Интересно, заставит ли страх замолчать меня?
Итак, в возрасте тридцати двух лет Люсиль пишет, что отец ее изнасиловал. Она отправляет текст братьям и сестрам, родителям, дает почитать нам. В течение нескольких недель я представляю себе, что разразится дикий скандал, произойдет невиданная катастрофа, страшные последствия которой надолго изменят нашу жизнь.
Я предчувствую драму.
Однако ничего не происходит. Мы продолжаем время от времени ездить в Пьермонт по выходным, никто не пытается задушить или прогнать дедушку, никто не бьет его мордой о каменные ступени лестницы, никто не плюет ему в лицо. Мне двенадцать лет, и логика событий от меня ускользает. Возможно ли, чтобы такое заявление со стороны Люсиль не повлекло за собой… ничего? В коллеже я интересуюсь только грамматикой. Но в Пьермонте, несмотря на обилие связующих коннекторов «потому», «впоследствии», «в итоге» – ничего не происходит: ни слез, ни криков, Люсиль по-прежнему ездит к родителям, и те волнуются, потому что Люсиль выглядит усталой, изможденной, у нее мешки под глазами, морщины – тяжело ей, бедняжке, воспитывать дочерей в одиночку.
Спустя несколько месяцев Люсиль стала прятать голову в песок и отрекаться от написанного – мол, она имела в виду отношения, которые напоминали инцест, но такового в прямом смысле не допускали. Иначе говоря, полового акта не было.

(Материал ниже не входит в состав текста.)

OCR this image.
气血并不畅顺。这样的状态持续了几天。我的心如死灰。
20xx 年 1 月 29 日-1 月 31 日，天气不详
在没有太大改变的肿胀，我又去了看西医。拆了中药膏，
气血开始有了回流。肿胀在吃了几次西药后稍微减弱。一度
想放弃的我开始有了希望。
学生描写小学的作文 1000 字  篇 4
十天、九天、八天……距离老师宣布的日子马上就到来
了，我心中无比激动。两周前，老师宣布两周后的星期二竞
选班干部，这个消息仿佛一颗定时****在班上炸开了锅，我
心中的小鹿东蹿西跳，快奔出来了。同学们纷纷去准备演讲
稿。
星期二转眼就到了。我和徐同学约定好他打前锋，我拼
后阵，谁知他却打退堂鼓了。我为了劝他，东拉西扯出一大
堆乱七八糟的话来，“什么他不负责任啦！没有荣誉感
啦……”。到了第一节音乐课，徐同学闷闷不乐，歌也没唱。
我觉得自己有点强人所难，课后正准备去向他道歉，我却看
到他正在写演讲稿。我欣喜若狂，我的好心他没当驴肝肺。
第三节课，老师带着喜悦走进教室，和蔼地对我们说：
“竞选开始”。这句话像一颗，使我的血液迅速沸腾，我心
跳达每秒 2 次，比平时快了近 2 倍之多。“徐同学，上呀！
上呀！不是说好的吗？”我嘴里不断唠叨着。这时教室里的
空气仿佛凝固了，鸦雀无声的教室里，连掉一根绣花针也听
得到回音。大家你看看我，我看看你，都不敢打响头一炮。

Подобно тысячам семей, моя семья некоторое время терялась в догадках, после чего вытеснила дурные мысли на периферию сознания. Разумеется, многие замечали странность в отношениях отца и дочери, многие чувствовали смущение и тревогу, но вообразить худшее никто не осмеливался. Люсиль приснилось изнасилование. Вот и все.
При таком раскладе легче дышать. Но воздуха мало.
Спустя несколько лет Люсиль раскололась во второй раз.
Когда мы с Манон уже выросли и Люсиль неплохо себя чувствовала, моя сестра снова задала ей опасный вопрос. Люсиль ответила, что – да, отец ее изнасиловал, а на текст, который она тогда всем разослала, никто так и не отреагировал.
Признание Люсиль встретило тяжелое гробовое молчание.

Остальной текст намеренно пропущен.